CPAP stands for continuous positive airway pressure, so essentially it’s a reverse vacuum cleaner. And what you do, you go to bed and it blows air down the airway, either through your nose, through your mouth or both and maintains the airway. A patent airway is the correct terminology. You have a few ways of stenting your airway or splinting your airway. One is to bring your jaw forward with a mandibular advancement splint device or whatever you want to call it.
And that basically changes the tone of the structures in the airway and increases the volume of the airway. So what it does, it allows the lungs to work better. So essentially it allows you to be sucked in unimpeded. So that’s how splint works. Sleep, on the other hand, works the other way. It essentially pushes air into the airway, through the mouth, the nose or both and inflates the lungs. So there’s many ways of doing CPAP.
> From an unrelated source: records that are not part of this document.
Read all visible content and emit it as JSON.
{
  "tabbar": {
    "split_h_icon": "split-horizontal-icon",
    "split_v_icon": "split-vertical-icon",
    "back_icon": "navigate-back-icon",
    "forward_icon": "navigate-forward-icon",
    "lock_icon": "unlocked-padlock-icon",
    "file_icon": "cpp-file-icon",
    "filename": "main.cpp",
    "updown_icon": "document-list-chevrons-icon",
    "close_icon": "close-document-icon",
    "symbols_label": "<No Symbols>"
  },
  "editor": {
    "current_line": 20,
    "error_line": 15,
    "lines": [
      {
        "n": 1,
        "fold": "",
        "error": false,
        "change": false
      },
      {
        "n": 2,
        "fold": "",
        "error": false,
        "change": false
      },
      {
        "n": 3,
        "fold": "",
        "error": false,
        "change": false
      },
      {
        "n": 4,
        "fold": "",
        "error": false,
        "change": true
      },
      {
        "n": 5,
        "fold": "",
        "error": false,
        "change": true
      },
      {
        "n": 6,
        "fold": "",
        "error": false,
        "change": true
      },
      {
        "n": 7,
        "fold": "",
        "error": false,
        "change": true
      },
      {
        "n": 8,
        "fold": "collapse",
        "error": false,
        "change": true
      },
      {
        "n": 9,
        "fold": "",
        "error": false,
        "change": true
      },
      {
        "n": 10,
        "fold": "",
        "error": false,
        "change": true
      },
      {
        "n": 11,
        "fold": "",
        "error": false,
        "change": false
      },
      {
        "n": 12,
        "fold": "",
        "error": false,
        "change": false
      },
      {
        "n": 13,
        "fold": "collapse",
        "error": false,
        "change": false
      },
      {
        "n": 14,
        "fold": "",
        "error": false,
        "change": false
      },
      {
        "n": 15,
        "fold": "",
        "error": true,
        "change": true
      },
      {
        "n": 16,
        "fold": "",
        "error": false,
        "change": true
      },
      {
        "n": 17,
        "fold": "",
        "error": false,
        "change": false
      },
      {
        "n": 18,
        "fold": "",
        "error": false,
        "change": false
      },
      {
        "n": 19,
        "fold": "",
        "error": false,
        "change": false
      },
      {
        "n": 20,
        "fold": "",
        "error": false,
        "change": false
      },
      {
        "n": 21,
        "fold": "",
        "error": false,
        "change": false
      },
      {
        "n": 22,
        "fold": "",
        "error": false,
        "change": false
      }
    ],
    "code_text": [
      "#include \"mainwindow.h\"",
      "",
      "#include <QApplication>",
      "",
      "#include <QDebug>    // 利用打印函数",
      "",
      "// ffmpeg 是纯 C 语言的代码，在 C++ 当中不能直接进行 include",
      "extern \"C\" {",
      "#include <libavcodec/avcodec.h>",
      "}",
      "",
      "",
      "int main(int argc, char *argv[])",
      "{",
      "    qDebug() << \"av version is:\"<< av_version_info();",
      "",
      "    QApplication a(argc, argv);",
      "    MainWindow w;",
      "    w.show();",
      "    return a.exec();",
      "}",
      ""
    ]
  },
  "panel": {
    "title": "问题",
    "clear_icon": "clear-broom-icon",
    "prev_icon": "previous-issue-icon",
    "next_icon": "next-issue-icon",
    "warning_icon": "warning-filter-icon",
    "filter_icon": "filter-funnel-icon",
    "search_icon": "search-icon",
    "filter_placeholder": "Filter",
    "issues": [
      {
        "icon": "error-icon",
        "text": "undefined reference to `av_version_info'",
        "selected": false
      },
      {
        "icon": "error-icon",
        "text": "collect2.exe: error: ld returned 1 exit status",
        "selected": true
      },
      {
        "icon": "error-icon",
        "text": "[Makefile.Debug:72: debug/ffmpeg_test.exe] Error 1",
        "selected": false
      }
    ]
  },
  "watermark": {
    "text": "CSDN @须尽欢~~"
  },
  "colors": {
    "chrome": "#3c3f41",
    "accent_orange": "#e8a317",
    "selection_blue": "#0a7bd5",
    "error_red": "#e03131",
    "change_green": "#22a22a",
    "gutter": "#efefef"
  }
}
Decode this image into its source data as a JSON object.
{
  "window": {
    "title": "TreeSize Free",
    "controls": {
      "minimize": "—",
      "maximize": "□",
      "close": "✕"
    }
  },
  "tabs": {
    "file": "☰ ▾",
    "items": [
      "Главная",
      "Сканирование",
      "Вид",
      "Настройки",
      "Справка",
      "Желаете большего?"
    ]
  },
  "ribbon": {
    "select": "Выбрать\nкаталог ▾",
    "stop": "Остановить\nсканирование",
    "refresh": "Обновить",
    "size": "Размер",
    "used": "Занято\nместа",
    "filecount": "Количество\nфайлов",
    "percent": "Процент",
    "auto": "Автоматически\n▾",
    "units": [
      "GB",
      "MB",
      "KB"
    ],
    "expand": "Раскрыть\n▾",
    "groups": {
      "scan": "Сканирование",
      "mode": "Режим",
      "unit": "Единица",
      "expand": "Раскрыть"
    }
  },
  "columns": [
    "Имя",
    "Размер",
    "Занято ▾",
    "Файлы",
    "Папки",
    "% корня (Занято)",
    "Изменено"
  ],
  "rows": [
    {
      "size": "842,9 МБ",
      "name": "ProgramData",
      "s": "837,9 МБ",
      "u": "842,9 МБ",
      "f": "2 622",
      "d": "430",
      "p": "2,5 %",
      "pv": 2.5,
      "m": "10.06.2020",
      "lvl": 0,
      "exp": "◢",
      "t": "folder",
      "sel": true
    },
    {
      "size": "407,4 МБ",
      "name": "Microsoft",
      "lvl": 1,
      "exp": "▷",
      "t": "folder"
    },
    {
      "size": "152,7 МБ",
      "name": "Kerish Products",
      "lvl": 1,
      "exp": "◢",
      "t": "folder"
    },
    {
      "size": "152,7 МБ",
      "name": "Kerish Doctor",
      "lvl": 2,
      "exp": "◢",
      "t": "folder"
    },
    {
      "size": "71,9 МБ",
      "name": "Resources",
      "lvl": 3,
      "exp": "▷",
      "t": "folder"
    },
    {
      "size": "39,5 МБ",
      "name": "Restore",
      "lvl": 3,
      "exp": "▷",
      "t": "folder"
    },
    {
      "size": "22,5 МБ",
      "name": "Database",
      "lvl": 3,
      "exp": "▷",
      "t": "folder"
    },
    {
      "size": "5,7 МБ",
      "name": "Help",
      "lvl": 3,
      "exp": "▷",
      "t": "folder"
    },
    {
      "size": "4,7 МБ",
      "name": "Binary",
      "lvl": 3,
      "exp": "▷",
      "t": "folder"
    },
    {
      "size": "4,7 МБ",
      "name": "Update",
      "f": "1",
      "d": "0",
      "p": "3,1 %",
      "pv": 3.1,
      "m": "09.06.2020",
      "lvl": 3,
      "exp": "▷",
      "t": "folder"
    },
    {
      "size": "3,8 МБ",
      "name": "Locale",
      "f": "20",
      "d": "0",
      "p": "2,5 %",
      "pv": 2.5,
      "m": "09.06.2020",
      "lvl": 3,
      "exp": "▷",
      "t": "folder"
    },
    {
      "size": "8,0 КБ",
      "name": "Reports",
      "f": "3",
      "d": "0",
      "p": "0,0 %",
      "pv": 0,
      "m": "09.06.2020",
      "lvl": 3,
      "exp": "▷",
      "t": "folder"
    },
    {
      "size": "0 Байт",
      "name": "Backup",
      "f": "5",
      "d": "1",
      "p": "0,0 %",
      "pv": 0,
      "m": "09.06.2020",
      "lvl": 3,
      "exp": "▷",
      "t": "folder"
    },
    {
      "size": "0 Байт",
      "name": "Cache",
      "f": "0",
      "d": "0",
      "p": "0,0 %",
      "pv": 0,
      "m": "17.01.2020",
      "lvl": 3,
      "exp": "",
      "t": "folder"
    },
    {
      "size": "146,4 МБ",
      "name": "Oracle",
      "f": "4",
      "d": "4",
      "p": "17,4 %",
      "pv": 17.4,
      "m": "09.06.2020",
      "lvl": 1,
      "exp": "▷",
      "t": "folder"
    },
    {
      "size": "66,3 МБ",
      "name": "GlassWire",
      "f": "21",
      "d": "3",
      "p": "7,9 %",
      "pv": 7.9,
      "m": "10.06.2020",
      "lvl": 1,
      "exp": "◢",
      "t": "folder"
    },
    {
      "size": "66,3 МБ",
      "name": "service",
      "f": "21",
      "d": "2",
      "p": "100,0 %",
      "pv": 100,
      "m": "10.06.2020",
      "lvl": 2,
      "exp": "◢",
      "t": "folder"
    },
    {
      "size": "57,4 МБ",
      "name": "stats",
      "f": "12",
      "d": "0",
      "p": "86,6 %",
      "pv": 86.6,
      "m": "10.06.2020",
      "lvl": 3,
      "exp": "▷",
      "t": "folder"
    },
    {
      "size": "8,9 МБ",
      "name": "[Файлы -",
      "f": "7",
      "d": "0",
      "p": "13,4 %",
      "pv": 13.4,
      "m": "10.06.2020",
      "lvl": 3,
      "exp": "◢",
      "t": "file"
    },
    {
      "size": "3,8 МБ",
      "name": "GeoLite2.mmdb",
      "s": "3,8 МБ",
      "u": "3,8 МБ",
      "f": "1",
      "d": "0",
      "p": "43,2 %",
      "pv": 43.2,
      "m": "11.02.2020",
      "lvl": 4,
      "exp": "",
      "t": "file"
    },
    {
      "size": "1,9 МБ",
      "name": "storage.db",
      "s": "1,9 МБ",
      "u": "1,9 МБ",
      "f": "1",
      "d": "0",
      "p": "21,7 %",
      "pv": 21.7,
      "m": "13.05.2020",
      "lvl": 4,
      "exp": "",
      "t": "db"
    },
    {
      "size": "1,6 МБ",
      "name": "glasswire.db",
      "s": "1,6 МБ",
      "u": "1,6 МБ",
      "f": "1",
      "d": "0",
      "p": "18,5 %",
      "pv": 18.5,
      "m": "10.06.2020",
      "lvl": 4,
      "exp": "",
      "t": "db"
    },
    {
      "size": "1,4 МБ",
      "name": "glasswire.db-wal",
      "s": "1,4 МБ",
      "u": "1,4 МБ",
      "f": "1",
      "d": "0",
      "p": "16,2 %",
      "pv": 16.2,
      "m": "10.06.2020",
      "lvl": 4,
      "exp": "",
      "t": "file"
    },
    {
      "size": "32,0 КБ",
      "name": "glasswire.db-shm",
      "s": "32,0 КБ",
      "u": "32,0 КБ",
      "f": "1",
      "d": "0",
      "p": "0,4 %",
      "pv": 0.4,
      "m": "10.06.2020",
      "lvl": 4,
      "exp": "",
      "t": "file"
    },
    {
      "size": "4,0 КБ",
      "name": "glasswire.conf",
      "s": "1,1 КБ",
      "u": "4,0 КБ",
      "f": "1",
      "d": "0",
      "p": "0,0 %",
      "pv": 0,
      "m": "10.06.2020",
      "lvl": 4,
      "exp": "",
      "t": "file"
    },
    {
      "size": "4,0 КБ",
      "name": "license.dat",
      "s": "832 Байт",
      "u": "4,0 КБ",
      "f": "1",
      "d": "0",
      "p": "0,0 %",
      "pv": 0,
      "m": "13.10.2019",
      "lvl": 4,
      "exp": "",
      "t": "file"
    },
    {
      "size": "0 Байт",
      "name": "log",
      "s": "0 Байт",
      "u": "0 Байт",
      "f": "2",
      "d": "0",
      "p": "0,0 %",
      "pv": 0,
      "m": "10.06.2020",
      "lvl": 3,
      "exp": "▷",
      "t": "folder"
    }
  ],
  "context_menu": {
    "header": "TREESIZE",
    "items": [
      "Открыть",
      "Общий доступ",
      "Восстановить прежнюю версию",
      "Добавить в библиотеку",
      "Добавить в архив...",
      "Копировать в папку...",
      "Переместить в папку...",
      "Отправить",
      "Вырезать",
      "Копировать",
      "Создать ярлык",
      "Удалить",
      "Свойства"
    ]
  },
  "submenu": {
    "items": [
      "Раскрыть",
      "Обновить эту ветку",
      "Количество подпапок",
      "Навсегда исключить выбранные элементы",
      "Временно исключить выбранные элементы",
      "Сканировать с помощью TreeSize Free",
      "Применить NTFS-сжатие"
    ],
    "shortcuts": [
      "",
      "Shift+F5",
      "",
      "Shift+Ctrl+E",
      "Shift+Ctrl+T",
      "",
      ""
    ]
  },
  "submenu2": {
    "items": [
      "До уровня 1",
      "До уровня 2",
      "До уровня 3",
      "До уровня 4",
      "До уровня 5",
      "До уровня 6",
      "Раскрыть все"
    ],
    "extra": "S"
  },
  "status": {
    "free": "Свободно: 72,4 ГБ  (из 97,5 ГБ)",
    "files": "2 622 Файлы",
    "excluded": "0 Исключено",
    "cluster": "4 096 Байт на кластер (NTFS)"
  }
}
And in fact, now we actually call it PAP. We actually call it positive airway pressure because there’s numerous versions of it. You can have by level of BiPAP. You can have variable positive airway pressure VpAP. You can have APAP, which is auto PAP, where with the actual pressure is automatically adjusted while you sleep in response to the degree of obstruction in your area, et cetera, et cetera. So it is it is the gold standard of treatment for sleep disordered breathing and sleep disordered breathing is just a generic term to describe obstructive sleep apnea and snoring. So anything that disturbs the airway during sleep.